The Marion B. Brechner First Amendment Project is a non-profit, non-partisan organization dedicated to current and contemporary issues affecting the First Amendment freedoms of speech, press, thought, assembly and petition.
The Project addresses these issues in multiple ways, including by:
- filing of legal briefs in court cases
- authoring scholarly articles in the nation’s top law journals
- publishing op-ed commentaries in mainstream newspapers
- presenting speeches and papers at conferences and symposia across the country
- providing commentary to news organization and media outlets
- testifying before legislative bodies regarding bills affecting First Amendment rights
Some examples of First Amendment issues on which the Project’s director has written, published and/or otherwise opined include:
- speech rights of public school students
- FCC regulation of broadcast indecency and profane language
- laws targeting violent video games
- federal obscenity prosecutions
- privacy rights of individuals confronted by the news media
- anonymous, defamatory expression on the Internet
- shield laws to protect journalists from revealing sources
The First Amendment Project’s greatest supporter and benefactor was Marion B. Brechner, who passed away in January 2011. Her son, Berl Brechner, maintains an active role with the College and is a true supporter of the Project. Read more about the life and legacy of Marion B. Brechner.
The First Amendment protects “the freedom of speech.” It does not protect only one side of the debate. It is does not protect only polite or politically correct speech. It does not protect only popular speech.
The core values of the Marion B. Brechner First Amendment Protect thus pivot on:
- Protecting a robust, uninhibited marketplace of ideas
- Defending the right to engage in controversial expression
- Educating the public about First Amendment freedoms
First Amendment Project Staff
Clay Calvert, Director
- Brechner Eminent Scholar in Mass Communication
- Professor, Department of Journalism, UF College of Journalism and Communications
- Professor of Law at the UF Levin College of Law
Clay Calvert, a member of the State Bar of California and the Bar of the Court of the United States Supreme Court, is Professor and Brechner Eminent Scholar in Mass Communication at the University of Florida in Gainesville. He previously served as the inaugural John & Ann Curley Professor of First Amendment Studies at The Pennsylvania State University in University Park, where he taught for thirteen years.
He has authored or co-authored more than 150 law journal articles, publishing in journals affiliated with the law schools at Columbia, Georgetown, Harvard, New York University, Notre Dame, Penn, UCLA, USC, Northwestern and Vanderbilt, as well as the universities of Florida, North Carolina, Texas and Virginia.

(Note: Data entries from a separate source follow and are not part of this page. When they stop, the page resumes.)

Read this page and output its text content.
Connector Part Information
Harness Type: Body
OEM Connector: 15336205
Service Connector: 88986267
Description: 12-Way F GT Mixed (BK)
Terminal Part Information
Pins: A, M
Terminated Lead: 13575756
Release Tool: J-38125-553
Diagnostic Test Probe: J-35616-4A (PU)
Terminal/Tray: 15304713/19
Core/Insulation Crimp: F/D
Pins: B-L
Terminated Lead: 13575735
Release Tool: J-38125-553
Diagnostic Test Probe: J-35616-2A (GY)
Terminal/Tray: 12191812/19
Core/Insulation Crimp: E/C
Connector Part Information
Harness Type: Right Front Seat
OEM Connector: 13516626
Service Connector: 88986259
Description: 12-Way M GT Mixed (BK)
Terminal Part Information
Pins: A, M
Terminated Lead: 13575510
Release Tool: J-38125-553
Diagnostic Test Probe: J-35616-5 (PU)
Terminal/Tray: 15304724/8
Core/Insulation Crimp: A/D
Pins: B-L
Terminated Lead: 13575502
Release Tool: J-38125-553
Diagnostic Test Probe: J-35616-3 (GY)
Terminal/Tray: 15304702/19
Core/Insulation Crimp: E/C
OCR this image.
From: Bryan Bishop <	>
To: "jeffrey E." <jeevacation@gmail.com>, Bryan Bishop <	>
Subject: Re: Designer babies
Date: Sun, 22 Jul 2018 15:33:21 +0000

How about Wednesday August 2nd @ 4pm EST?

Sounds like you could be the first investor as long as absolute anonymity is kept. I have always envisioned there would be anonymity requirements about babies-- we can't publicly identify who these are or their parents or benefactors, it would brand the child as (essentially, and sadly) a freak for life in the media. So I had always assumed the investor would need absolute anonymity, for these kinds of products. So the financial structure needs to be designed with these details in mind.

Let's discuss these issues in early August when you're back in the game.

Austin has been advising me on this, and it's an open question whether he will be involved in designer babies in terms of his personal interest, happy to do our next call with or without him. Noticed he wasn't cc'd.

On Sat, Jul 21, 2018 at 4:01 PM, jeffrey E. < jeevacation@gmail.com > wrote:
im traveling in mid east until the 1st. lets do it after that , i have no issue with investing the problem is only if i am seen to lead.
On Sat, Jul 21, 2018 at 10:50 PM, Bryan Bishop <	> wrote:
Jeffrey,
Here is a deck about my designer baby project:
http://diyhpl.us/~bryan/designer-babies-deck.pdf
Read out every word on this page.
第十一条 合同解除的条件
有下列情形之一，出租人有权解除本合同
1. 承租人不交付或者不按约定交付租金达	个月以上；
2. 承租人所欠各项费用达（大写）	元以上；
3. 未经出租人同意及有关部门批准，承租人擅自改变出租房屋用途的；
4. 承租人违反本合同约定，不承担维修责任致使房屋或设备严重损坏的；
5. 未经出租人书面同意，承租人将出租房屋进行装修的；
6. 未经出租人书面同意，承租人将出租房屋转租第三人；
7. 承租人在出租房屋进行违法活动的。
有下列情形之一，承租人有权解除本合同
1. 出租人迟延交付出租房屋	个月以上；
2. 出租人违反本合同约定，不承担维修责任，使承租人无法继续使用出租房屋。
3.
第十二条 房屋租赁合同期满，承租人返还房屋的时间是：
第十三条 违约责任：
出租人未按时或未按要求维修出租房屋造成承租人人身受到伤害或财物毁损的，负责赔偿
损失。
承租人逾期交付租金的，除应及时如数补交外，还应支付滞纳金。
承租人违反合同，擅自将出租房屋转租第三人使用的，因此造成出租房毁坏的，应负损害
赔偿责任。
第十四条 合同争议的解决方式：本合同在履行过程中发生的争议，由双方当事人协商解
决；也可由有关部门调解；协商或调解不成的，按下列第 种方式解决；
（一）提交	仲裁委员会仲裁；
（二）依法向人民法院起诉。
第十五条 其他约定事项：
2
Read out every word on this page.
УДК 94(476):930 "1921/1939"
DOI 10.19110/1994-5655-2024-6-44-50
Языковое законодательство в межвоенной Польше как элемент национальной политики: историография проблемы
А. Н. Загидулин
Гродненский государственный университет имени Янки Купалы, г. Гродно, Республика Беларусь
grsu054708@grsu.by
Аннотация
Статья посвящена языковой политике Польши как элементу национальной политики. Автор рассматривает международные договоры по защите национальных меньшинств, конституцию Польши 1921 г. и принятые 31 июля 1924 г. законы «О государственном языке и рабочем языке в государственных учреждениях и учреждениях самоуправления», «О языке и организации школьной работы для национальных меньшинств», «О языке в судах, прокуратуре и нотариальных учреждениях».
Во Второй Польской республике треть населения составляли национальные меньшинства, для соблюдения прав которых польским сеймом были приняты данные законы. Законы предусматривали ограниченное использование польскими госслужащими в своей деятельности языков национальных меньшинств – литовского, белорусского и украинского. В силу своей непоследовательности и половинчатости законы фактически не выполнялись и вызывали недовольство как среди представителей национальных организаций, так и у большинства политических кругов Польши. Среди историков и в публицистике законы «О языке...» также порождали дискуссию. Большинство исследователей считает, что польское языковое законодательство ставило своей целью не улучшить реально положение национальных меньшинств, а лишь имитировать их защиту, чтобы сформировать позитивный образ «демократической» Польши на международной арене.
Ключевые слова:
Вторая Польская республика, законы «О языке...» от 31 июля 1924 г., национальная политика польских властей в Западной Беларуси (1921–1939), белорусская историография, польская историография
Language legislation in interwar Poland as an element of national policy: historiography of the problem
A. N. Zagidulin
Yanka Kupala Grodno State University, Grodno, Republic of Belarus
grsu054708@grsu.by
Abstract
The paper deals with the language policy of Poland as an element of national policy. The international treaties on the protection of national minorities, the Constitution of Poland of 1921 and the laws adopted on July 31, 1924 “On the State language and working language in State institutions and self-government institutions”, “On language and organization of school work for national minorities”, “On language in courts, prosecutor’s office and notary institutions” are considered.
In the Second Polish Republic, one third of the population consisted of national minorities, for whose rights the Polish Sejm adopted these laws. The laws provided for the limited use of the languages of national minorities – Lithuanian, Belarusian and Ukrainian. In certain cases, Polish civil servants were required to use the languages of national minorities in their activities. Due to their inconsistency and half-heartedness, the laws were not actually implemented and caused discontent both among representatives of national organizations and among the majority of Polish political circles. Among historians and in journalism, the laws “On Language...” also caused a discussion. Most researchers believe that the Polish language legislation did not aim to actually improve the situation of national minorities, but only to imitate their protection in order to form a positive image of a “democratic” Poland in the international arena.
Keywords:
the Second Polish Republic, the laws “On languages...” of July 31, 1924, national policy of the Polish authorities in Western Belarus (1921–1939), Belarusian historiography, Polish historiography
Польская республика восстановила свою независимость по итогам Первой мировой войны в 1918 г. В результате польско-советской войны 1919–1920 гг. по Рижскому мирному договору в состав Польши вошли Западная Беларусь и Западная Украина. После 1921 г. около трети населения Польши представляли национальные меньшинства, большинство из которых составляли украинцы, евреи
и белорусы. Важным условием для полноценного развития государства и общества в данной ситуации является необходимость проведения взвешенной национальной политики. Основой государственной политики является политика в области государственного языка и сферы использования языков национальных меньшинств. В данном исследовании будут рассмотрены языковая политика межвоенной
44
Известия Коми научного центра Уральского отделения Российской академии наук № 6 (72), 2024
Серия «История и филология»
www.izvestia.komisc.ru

Calvert is a frequent commentator in the national press, having been quoted The New York Times, Los Angeles Times, Boston Globe, and USA Today and having authored or co-authored several dozen op-ed commentaries published in newspapers such as the Chicago Tribune, Sacramento Bee, San Francisco Chronicle, St. Louis Post-Dispatch, Philadelphia Inquirer, Pittsburgh Post-Gazette and Christian Science Monitor.
He is co-author, along with Dan Kozlowski and Derigan Silver, of the market-leading undergraduate media law textbook, Mass Media Law (20th ed. McGraw-Hill 2018), and is author of the book Voyeur Nation: Media, Privacy, and Peering in Modern Culture (Westview Press, 2000/2004).
Calvert received his J.D. with Great Distinction in 1991 from the University of the Pacific’s McGeorge School of Law and then earned a Ph.D. in 1996 in Communication from Stanford University, where he also completed his undergraduate work with a B.A. in Communication in 1987.
Jasmine E. McNealy, Associate Director
- Associate Professor, Department of Telecommunication, UF College of Journalism and Communications
Dr. McNealy studies information, communication, and technology with a view toward influencing law and policy. Her research focuses on privacy, online media, and communities.
She holds a Ph.D. in Mass Communication with and emphasis in Media Law, and a J.D. from the University of Florida, and a Bachelor of Science degree in both. Journalism and Afro-American studies from the University of Wisconsin.